Une vingtaine de détenues ont peint cette fresque historique.
Une vingtaine de détenues ont peint cette fresque historique. - D. R

Caroline Girardon

Un bon moyen de s'évader... au sens figuré. Les détenues de la maison d'arrêt de Corbas viennent de passer deux mois à réaliser une fresque historique sur l'un des murs du couloir menant au parloir. Un travail de fourmi à but pédagogique. « Je me suis aperçu que beaucoup ne connaissaient pas les grands repères historiques, raconte François Guillouët, instituteur intervenant auprès des prisonnières.
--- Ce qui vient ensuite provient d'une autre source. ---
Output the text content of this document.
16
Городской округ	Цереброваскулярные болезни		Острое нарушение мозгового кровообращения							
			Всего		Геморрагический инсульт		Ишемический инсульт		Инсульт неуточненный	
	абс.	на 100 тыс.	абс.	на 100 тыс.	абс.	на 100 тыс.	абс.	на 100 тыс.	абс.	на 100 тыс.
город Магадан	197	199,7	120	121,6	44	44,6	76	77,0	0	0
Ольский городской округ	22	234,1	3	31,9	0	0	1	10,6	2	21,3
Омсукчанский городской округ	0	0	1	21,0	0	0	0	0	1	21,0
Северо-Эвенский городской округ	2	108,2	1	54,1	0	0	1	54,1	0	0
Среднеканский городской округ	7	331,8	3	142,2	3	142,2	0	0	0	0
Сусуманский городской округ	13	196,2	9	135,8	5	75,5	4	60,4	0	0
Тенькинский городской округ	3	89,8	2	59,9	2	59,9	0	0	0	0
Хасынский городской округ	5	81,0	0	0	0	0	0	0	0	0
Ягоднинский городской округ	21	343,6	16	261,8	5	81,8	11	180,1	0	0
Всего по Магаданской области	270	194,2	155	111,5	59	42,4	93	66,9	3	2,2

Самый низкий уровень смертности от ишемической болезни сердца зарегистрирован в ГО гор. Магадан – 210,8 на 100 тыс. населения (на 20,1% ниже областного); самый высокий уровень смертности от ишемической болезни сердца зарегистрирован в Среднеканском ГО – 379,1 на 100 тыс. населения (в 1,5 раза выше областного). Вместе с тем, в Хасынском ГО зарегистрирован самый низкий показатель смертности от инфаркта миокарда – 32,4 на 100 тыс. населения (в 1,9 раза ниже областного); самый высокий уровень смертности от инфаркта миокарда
Or pour se projeter, il est indispensable de maîtriser l'espace et le temps ».

Oublier la prison
Le jeune homme a donc cherché moult astuces afin de leur apprendre les dates clés. En vain. Et c'est en passant devant l'un des murs en béton que l'idée d'une frise chronologique lui est venue. « J'ai aussitôt pillé la bibliothèque jeunesse de la Guillotière et je suis revenu avec un sac contenant 47 kg de livres d'histoires », s'amuse l'enseignant. Les détenues engagées dans le projet ont eu six semaines pour conceptualiser la frise allant de la Préhistoire à la découverte de l'Amérique, et rechercher les éléments dans les livres les plus représentatifs. « Au début, je voulais faire un chevalier du Moyen-Âge tout en rose car j'adore cette couleur, s'esclaffe Taous. Mais finalement, le prof m'a dit que ce n'était pas possible ». La phase peinture et dessin a duré douze jours. Presque trop court pour Marie-Noëlle. « À la fin, je venais deux fois par jour. Et le soir, je ne voulais plus partir », sourit-elle. « On oublie qu'on est en prison, c'est comme une seconde promenade », rajoute Anissa. « Ici on passe notre temps à regarder la télé. Alors la peinture, ça nous permet de penser à autre chose », complète Taous. « Le fait de tenir un pinceau m'apaisait, confesse Anne. Je me sentais bien car ça m'occupait l'esprit. Et puis ça nous sociabilise car on travaillait en petit groupe de six ». « Quand je passe devant, je suis fière maintenant », conclut Taous. « Cette fresque, ce n'est pas pour faire joli mais pour mais pour acquérir des connaissances », déclare David Deveaux-Thomas, instituteur. Selon Daniele Boillee, directrice par intérim de la maison d'arrêt, il était « important de proposer une activité aux femmes et de ne pas les oublier ». Des femmes qui représentent près de 10 % de la population carcérale de Corbas.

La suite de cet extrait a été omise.